L’affaire a été initiée par le sénateur JD Vance, de l’Ohio, et d’autres candidats républicains. Les lois actuelles limitent les contributions directes aux candidats à 3 500 $ (environ 2 800 €), mais les avocats républicains ont fait valoir que les décisions antérieures de la Cour suprême ont érodé la justification de certaines des limites restantes datant des années 1970.

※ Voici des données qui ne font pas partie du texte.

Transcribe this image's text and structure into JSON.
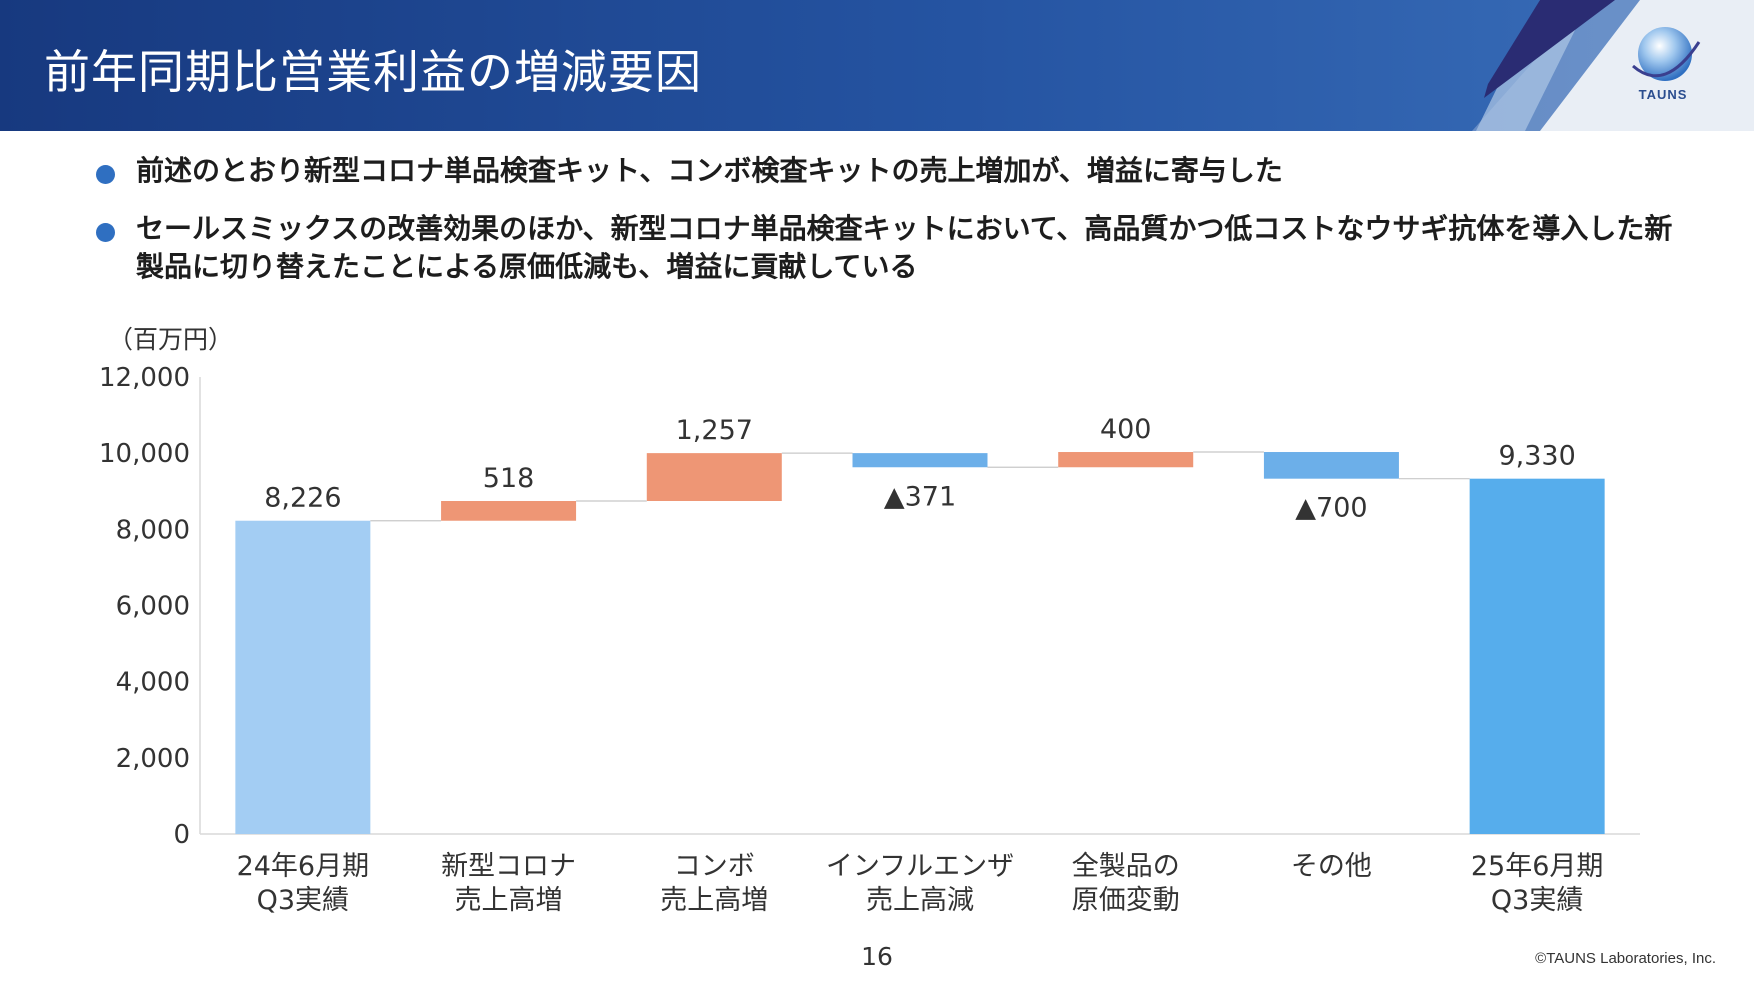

Un point de procédure a toutefois soulevé des interrogations. L’avocat Roman Martinez a contesté la légitimité de Vance et des autres républicains à contester les limites, soulignant que Vance n’était plus candidat au moment de la contestation.
Des experts juridiques ont rappelé que les restrictions sur les dépenses coordonnées des partis avaient été mises en place en réponse aux révélations de contributions massives à la campagne de réélection du président Nixon, provenant d’industriels cherchant à obtenir des faveurs du gouvernement. Omar Noureldin, du groupe Common Cause, a averti que l’abrogation de ces limites « libérerait les chefs de parti et les donateurs fortunés d’injecter de l’argent presque illimité directement dans les campagnes fédérales, exactement le genre de corruption pour laquelle ces règles ont été créées ».

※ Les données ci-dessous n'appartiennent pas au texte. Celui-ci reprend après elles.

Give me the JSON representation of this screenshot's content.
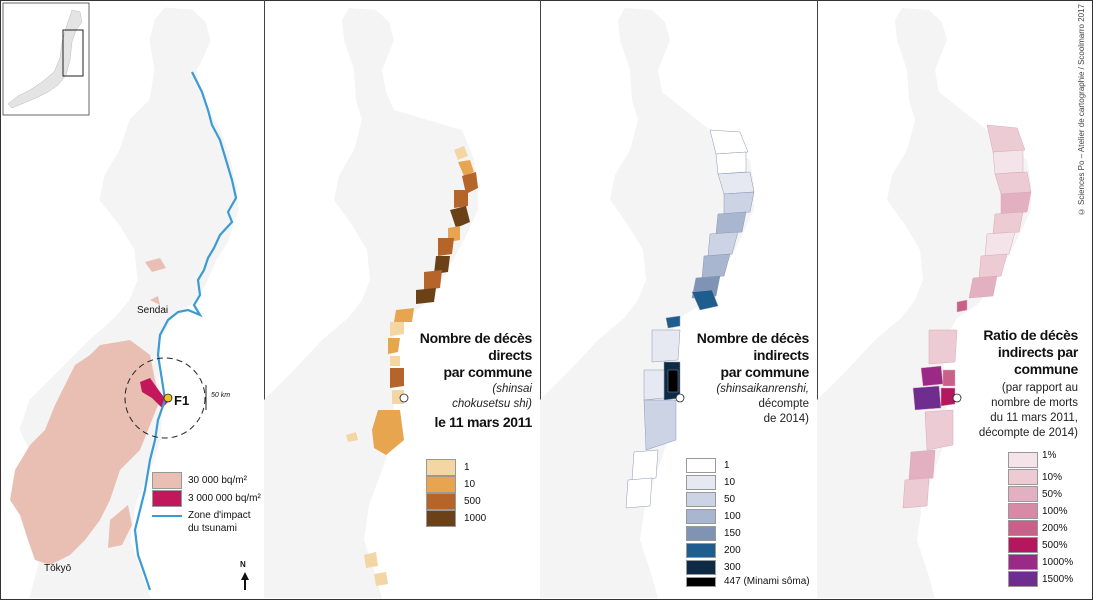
{
  "credit": "© Sciences Po – Atelier de cartographie / Scoolmarro 2017",
  "panel1": {
    "place_labels": {
      "sendai": "Sendai",
      "tokyo": "Tōkyō",
      "f1": "F1",
      "radius": "50 km",
      "north": "N"
    },
    "legend": [
      {
        "label": "30 000 bq/m²",
        "color": "#e8bfb2"
      },
      {
        "label": "3 000 000 bq/m²",
        "color": "#c2185b"
      }
    ],
    "tsunami_label_1": "Zone d'impact",
    "tsunami_label_2": "du tsunami",
    "colors": {
      "tsunami": "#3a9bd5",
      "contamination": "#e8bfb2",
      "high": "#c2185b"
    }
  },
  "panel2": {
    "title_lines": [
      "Nombre de décès",
      "directs",
      "par commune"
    ],
    "sub_line_1": "(shinsai",
    "sub_line_2": "chokusetsu shi)",
    "title_date": "le 11 mars 2011",
    "legend": [
      {
        "label": "1",
        "color": "#f3d6a4"
      },
      {
        "label": "10",
        "color": "#e6a54e"
      },
      {
        "label": "500",
        "color": "#b5642a"
      },
      {
        "label": "1000",
        "color": "#6b4218"
      }
    ]
  },
  "panel3": {
    "title_lines": [
      "Nombre de décès",
      "indirects",
      "par commune"
    ],
    "sub_line_1": "(shinsaikanrenshi,",
    "sub_line_2": "décompte",
    "sub_line_3": "de 2014)",
    "legend": [
      {
        "label": "1",
        "color": "#ffffff"
      },
      {
        "label": "10",
        "color": "#e6e9f2"
      },
      {
        "label": "50",
        "color": "#ccd3e4"
      },
      {
        "label": "100",
        "color": "#a9b6cf"
      },
      {
        "label": "150",
        "color": "#7f93b5"
      },
      {
        "label": "200",
        "color": "#1f5d8f"
      },
      {
        "label": "300",
        "color": "#0e2a45"
      },
      {
        "label": "447 (Minami sôma)",
        "color": "#000000"
      }
    ]
  },
  "panel4": {
    "title_lines": [
      "Ratio de décès",
      "indirects par",
      "commune"
    ],
    "sub_lines": [
      "(par rapport au",
      "nombre de morts",
      "du 11 mars 2011,",
      "décompte de 2014)"
    ],
    "legend": [
      {
        "label": "1%",
        "color": "#f4e3e8"
      },
      {
        "label": "10%",
        "color": "#eccbd5"
      },
      {
        "label": "50%",
        "color": "#e2b0c0"
      },
      {
        "label": "100%",
        "color": "#d68aa5"
      },
      {
        "label": "200%",
        "color": "#c9608a"
      },
      {
        "label": "500%",
        "color": "#b5175f"
      },
      {
        "label": "1000%",
        "color": "#9b2a86"
      },
      {
        "label": "1500%",
        "color": "#6f2d8f"
      }
    ]
  }
}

La Cour suprême avait déjà confirmé ces limites en 2001, estimant que le soutien direct des partis était assimilable à une contribution plutôt qu’à une dépense indépendante. Cependant, la solliciteure générale adjointe, Sarah Harris, a affirmé mardi que les décisions récentes de la Cour avaient « démoli » ce précédent. Elle a souligné que « les partis ne peuvent pas corrompre les candidats, et aucune preuve ne suggère que les donateurs blanchissent les pots-de-vin en cooptant les dépenses coordonnées des partis avec les candidats ».
Marc Elias, un avocat démocrate intervenant dans l’affaire, a mis en garde contre les risques de corruption. « Je pense que nous sous-estimons la corruption réelle » qui pourrait survenir, a-t-il déclaré. Il a illustré son propos en évoquant le cas d’un donateur versant 1 million de dollars (environ 920 000 €) à un parti politique alors qu’il a des affaires en cours devant le Congrès, ce qui pourrait potentiellement influencer un vote crucial.
Daniel I. Weiner, expert en droit électoral au Brennan Center, a souligné que les juges étaient conscients des implications plus larges de cette affaire, qui s’inscrit dans une longue série de contestations des règles de financement des campagnes électorales.